Pathological Ovarian Cysts
These types of cysts are relatively uncommon and develop because of an abnormal cell growth. They are not linked to the normal function of your menstrual cycle. Pathological cysts can grow very large and cause ovarian torsion (twisting of the ovary). These cysts include dermoid cysts, cystadenomas and endometriomas.
- Dermoid Cysts - These cysts contain tissue, such as hair, skin, fatty tissue, or teeth and can grow quite large. These cysts are congenital (present and birth) and should be surgically removed to avoid complications.
- Cystadenomas - These cysts grow from cells which cover the outer layer of the and are typically attached by a stalk to the ovary. Although benign (non-cancerous) they should still be surgically removed.
- Endometriomas - These ‘chocolate’ cysts develop because of endometriosis. This condition results in uterine endometrial tissue growing outside the uterus (womb), causing cysts on the ovaries.
What Causes Ovarian Cysts?
It is very common for women to develop ovarian cysts while of child-bearing age. These cysts, which are related to the hormonal fluctuations of the menstrual cycle, usually disappear by themselves. There are, however, some conditions that can also cause ovarian cysts. These include:
- Endometriosis - this occurs when pieces of the tissue that line the uterus (endometrium) are found outside the uterus in the fallopian tubes, ovaries, bladder, bowel, vagina or rectum.
- Polycystic Ovary Syndrome (PCOS) - this condition causes lots of small, benign (harmless) cysts to develop on the ovaries.
- Pelvic Inflammatory Disease (PID) - people with this disease are more likely to develop infected ovarian cysts. This infection of the pelvic area is usually caused by gonorrhoea or chlamydia.
How Are Ovarian Cysts Removed Or Treated?

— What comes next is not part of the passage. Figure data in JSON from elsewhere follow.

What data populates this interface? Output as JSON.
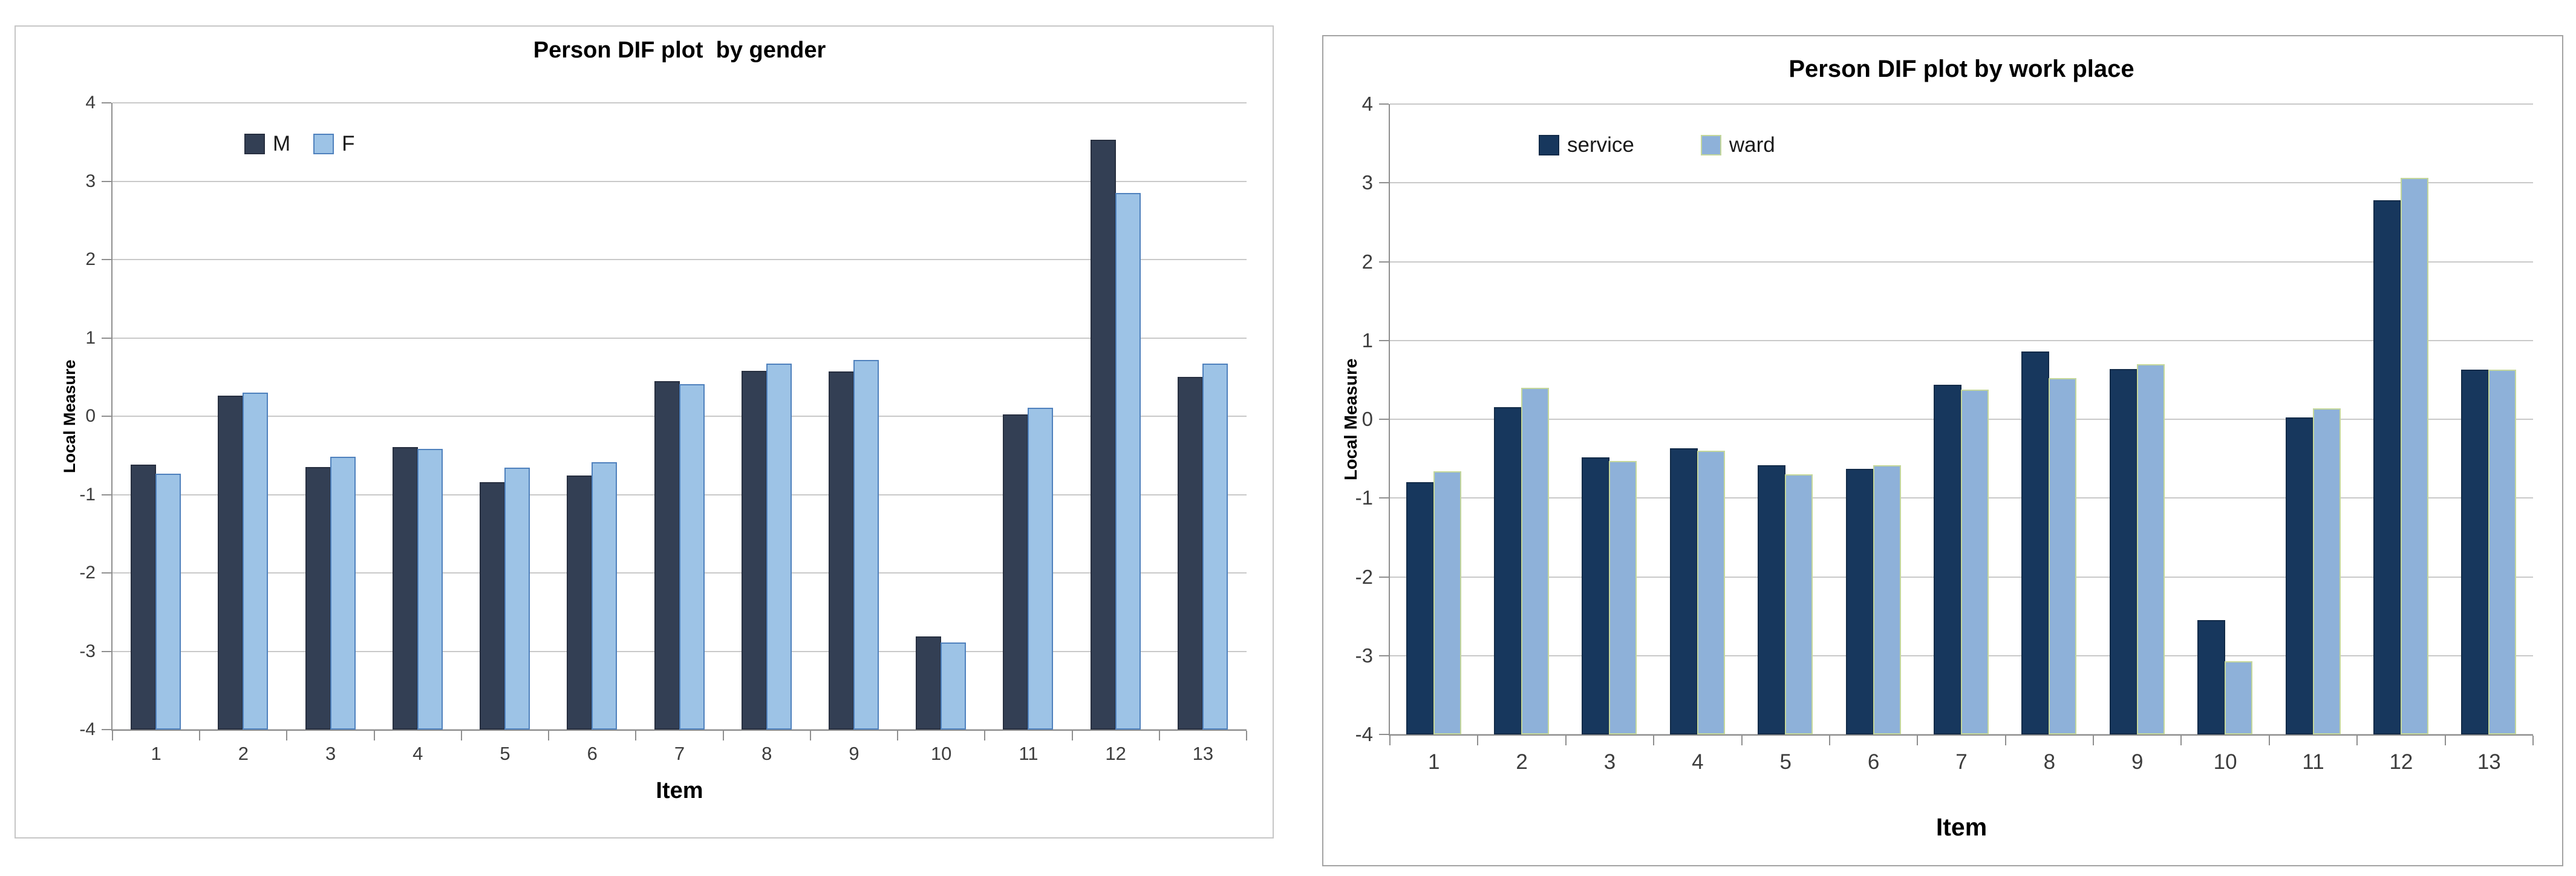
{
  "page": {
    "background": "#FFFFFF"
  },
  "chart_data": [
    {
      "type": "bar",
      "title": "Person DIF plot  by gender",
      "xlabel": "Item",
      "ylabel": "Local Measure",
      "ylim": [
        -4,
        4
      ],
      "y_ticks": [
        4,
        3,
        2,
        1,
        0,
        -1,
        -2,
        -3,
        -4
      ],
      "grid": true,
      "legend_position": "inside-top-left",
      "categories": [
        "1",
        "2",
        "3",
        "4",
        "5",
        "6",
        "7",
        "8",
        "9",
        "10",
        "11",
        "12",
        "13"
      ],
      "series": [
        {
          "name": "M",
          "fill": "#333F54",
          "border": "#272F40",
          "values": [
            -0.62,
            0.26,
            -0.65,
            -0.39,
            -0.84,
            -0.76,
            0.45,
            0.58,
            0.57,
            -2.81,
            0.02,
            3.53,
            0.5
          ]
        },
        {
          "name": "F",
          "fill": "#9DC3E6",
          "border": "#4F81BD",
          "values": [
            -0.73,
            0.3,
            -0.52,
            -0.42,
            -0.66,
            -0.59,
            0.41,
            0.67,
            0.72,
            -2.89,
            0.11,
            2.85,
            0.67
          ]
        }
      ],
      "colors": {
        "gridline": "#C9C9C9",
        "axis": "#8F8F8F",
        "tick_label": "#3D3D3D",
        "title": "#000000"
      }
    },
    {
      "type": "bar",
      "title": "Person DIF plot by work place",
      "xlabel": "Item",
      "ylabel": "Local Measure",
      "ylim": [
        -4,
        4
      ],
      "y_ticks": [
        4,
        3,
        2,
        1,
        0,
        -1,
        -2,
        -3,
        -4
      ],
      "grid": true,
      "legend_position": "inside-top-left",
      "categories": [
        "1",
        "2",
        "3",
        "4",
        "5",
        "6",
        "7",
        "8",
        "9",
        "10",
        "11",
        "12",
        "13"
      ],
      "series": [
        {
          "name": "service",
          "fill": "#17375D",
          "border": "#122B49",
          "values": [
            -0.8,
            0.15,
            -0.48,
            -0.37,
            -0.58,
            -0.63,
            0.44,
            0.86,
            0.64,
            -2.55,
            0.02,
            2.78,
            0.63
          ]
        },
        {
          "name": "ward",
          "fill": "#8EB1D9",
          "border": "#C4D79B",
          "values": [
            -0.66,
            0.4,
            -0.53,
            -0.4,
            -0.7,
            -0.58,
            0.38,
            0.52,
            0.7,
            -3.07,
            0.14,
            3.06,
            0.63
          ]
        }
      ],
      "colors": {
        "gridline": "#C9C9C9",
        "axis": "#8F8F8F",
        "tick_label": "#3D3D3D",
        "title": "#000000"
      }
    }
  ]
}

This conservative approach is most suitable if you have no symptoms, and an ultrasound only detects a small, fluid-filled cyst. In many cases you can wait a few months before being re-examined or having a follow-up pelvic ultrasound to see if the cyst has gone away.
Contraceptives (birth control pills) can stop you ovulating, and thereby stop the productions of cysts. Birth control pills, however, will not shrink an existing cyst.
Surgery can often be done using minimally invasive surgery with a laparoscope. If the cyst is large or cancer is a concern, an open abdominal procedure using a larger cut may be necessary. The two ways in which surgeons remove ovarian cysts are:
Laparoscopic Ovarian Cystectomy
Laparoscopy is a minimally invasive surgery that surgeons can use to remove cysts from the ovaries. The laparoscope is a slim, lighted instrument that enables your doctor to clearly view your reproductive and pelvic organs.
During this procedure a laparoscope is inserted into your abdomen through a small incision. The surgeon makes two additional small incisions and places his surgical tools inside. The ovarian cysts is then removed through those incisions.
Open Cystectomy (Laparotomy)
This method is most often chosen if the ovarian cyst is large or if your doctor suspects that the cyst is cancerous. During this procedure, your surgeon uses one large incision in your abdomen to remove the ovarian cyst.